Поезд пришел почти вовремя. Первым отца увидел Сурен. Шаумян стоял у открытого окна, и его лицо сияло от предвкушения встречи с близкими.
После объятий с женой и сыном, крепких рукопожатий с друзьями Шаумян засыпал всех вопросами о том, что делается сейчас в Баку, на промыслах.
Кетеван всплеснула руками:
— Боже милостивый, ты бы сначала поинтересовался, как поживают дети.
Шаумян улыбпулся.
— Если бы с ними что-нибудь случилось, я бы об этом узнал в первые же секунды встречи. По твоему лицу… Так что нового в Баку?

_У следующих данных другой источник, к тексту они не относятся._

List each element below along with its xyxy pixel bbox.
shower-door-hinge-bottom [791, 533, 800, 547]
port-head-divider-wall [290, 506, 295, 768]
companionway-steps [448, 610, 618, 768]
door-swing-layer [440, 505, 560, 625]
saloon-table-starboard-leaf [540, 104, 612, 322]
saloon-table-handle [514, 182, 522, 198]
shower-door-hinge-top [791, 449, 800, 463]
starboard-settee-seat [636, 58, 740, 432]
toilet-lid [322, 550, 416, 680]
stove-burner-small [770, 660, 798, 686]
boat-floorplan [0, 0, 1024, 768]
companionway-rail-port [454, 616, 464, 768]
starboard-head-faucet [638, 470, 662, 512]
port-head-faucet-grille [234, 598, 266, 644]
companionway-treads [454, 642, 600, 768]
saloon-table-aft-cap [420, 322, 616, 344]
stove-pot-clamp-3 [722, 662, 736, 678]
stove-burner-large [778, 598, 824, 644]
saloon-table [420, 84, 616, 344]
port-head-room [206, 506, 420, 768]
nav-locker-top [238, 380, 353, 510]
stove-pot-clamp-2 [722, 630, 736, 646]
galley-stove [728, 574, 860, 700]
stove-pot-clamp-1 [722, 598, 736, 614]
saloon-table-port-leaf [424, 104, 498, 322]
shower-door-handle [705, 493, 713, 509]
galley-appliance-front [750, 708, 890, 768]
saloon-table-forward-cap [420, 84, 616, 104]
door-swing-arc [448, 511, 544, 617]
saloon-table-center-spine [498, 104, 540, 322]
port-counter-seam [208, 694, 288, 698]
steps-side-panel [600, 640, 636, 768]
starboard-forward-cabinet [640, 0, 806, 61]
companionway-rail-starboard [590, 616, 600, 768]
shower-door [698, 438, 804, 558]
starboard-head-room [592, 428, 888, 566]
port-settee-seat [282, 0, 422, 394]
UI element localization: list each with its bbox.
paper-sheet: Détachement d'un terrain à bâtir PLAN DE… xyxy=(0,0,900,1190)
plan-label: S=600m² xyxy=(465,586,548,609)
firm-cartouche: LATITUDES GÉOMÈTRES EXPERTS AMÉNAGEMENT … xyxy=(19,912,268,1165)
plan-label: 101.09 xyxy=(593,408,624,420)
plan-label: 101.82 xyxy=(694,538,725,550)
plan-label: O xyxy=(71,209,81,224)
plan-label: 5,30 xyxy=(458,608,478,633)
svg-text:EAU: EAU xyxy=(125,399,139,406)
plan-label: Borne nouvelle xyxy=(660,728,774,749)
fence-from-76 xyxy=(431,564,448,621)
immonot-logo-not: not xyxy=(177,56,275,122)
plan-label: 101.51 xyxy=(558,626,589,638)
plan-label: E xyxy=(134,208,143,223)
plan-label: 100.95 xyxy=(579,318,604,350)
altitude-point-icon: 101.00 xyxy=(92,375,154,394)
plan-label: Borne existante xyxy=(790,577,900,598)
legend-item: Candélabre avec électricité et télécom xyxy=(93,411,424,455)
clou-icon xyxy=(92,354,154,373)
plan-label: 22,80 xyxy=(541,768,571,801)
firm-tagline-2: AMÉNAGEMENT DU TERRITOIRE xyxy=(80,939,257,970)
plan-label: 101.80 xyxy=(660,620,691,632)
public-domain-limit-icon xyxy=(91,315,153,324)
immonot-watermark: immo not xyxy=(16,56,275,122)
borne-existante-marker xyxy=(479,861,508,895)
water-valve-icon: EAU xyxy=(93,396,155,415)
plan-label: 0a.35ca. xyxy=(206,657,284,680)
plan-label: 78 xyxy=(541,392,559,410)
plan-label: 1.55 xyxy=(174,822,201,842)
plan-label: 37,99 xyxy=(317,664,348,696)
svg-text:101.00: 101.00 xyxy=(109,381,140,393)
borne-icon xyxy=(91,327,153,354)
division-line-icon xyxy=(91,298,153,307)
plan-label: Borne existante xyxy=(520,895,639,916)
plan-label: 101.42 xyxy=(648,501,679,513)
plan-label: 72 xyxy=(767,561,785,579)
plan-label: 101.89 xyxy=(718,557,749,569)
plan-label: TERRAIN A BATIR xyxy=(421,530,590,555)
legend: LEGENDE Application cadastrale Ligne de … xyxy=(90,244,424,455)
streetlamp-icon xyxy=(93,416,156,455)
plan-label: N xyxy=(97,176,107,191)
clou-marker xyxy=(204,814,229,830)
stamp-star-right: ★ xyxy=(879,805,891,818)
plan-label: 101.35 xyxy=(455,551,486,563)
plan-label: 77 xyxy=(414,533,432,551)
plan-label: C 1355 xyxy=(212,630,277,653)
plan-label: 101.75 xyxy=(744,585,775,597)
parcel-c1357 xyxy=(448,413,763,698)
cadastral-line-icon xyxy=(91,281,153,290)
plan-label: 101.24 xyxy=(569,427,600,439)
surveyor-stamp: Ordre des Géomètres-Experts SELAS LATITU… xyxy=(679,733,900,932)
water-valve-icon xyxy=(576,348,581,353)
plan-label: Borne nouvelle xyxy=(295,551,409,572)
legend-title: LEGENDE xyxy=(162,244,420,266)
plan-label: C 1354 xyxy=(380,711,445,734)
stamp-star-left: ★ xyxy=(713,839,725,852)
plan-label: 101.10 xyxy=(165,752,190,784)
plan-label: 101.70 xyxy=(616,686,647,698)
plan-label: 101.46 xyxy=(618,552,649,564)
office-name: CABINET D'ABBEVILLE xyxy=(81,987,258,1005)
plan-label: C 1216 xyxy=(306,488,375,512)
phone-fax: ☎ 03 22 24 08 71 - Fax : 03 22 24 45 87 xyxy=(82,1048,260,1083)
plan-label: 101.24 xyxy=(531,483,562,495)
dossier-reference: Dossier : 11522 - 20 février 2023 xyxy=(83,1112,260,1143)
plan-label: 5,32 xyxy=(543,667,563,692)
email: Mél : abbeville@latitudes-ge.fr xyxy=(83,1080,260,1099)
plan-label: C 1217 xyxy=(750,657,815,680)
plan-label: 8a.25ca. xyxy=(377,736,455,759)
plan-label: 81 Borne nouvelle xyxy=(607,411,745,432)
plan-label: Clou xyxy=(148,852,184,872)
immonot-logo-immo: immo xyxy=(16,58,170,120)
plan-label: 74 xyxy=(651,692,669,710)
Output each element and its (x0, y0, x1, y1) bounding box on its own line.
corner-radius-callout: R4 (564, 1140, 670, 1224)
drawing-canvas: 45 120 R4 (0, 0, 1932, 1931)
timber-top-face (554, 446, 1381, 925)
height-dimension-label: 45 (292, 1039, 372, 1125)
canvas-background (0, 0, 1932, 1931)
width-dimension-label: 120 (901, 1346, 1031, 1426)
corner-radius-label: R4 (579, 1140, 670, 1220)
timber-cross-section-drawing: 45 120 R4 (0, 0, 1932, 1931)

Вместо ответа Фиолетов протянул ему местную газету с отчетом о вчерашнем заседании Совета рабочих депутатов. Абзац, где говорилось об избрании Шаумяна председателем Совета, был отчеркнут красным карандашом.
— От души поздравляю, Степан Георгиевич! — сказал Фиолетов. — Даже ваш «друг» Айолло сказал в кулуарах, что с другой кандидатурой нельзя было идти к рабочим.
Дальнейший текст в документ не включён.